The decision taken by the UK Members of Parliament to approve their government’s triggering of Article 50 on 9 March, which will initiate the process of (Br)exiting the European Union, seems not to have stopped discussions on whether to proceed with Brexit.
Tony Blair’s (late) campaign to remain
Tony Blair, former UK Prime Minister, urged voters to “change their mind’ on leaving the EU. He called on the British people to “rise up” against “hard Brexit” and to stop Britain leaving the European Union. This appeal arrived on 16 February during a speech organized by Open Britain, the campaign group set up by leading Remain campaigners to oppose hard Brexit, after the Parliamentary vote in February that has “set in stone” the decision of the UK to leave the EU.
Throughout his speech, Blair acknowledged the fact that “the British people voted to leave Europe”, agreeing that the decision by the British electorate “should prevail” and that “right now there is no widespread appetite to re-think” the outcome. However, he stressed that “the people voted without knowledge of the true terms of Brexit,” and “as these terms become clear, it is their right to change their mind.” Blair therefore called on remain campaigners to make it their mission to now “persuade them to do so”.
The intervention, the first major one since last year’s bitterly fought EU referendum, calls for an outright reversal of June’s referendum vote. It also urges Prime Minister Theresa May to provide a way in which Britain can reconsider its planned departure, if voters decide they are unsatisfied with the agreement that emerges from the negotiations.
Blair’s address comes shortly after MPs voted to approve the bill that gives Theresa May approval to begin the divorce talks that need to be concluded a within two year timeframe. The former Prime Minister’s view also clashes with current Labour leader Jeremy Corbyn’s decision to support Ms. May’s plans to start the negotiations and, more generally, with his “lukewarm” campaign which had failed to convince its voters to back Remain.

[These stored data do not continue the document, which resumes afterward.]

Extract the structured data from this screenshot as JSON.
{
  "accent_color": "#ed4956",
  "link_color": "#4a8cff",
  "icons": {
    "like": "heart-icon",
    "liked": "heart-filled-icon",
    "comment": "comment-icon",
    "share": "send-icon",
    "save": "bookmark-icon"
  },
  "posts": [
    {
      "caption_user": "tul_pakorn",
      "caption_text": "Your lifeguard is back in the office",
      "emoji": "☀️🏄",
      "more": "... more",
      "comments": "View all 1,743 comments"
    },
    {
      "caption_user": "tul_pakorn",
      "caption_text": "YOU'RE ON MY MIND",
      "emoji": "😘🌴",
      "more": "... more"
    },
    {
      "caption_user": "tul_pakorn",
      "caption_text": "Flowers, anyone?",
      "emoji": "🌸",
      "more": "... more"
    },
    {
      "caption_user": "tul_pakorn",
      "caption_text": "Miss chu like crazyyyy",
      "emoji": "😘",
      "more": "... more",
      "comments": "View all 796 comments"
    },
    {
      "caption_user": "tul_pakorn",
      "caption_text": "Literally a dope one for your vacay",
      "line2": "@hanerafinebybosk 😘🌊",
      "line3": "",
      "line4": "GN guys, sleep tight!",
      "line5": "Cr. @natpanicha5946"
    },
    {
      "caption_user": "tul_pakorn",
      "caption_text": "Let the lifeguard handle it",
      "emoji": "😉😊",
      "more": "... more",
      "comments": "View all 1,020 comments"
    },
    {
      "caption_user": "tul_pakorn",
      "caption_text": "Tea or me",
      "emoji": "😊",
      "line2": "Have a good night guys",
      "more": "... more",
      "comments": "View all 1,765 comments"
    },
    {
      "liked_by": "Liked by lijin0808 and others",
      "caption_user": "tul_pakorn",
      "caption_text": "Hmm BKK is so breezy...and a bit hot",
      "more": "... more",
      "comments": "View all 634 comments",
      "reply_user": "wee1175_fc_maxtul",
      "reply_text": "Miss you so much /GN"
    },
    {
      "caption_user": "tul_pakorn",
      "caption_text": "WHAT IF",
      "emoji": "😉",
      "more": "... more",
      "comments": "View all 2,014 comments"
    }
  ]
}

The continent’s opinion: the Brexit bill
The duration of the negotiations, however, is a matter of discussion within the European Commission. In fact, its President Jean-Claude Juncker believes that the talks and agreements required for the UK to leave the bloc a bound to last more than two years, particularly in light of the fact that more than 20,000 laws would have to be changed in the UK before the country could leave Europe.
The process of negotiating the deal may also be further complicated by ongoing financial commitments made by the UK government as part of its membership. While it is hard to calculate the precise sum the UK will owe the bloc after its departure, most parties agree that the sum will be considerable with Commission Chief Spokesman Margaritis Schinas likening it “It is like going to the pub with 27 friends: You order a round of beer but then you cannot leave while the party continues. You still need to pay for the round you ordered.”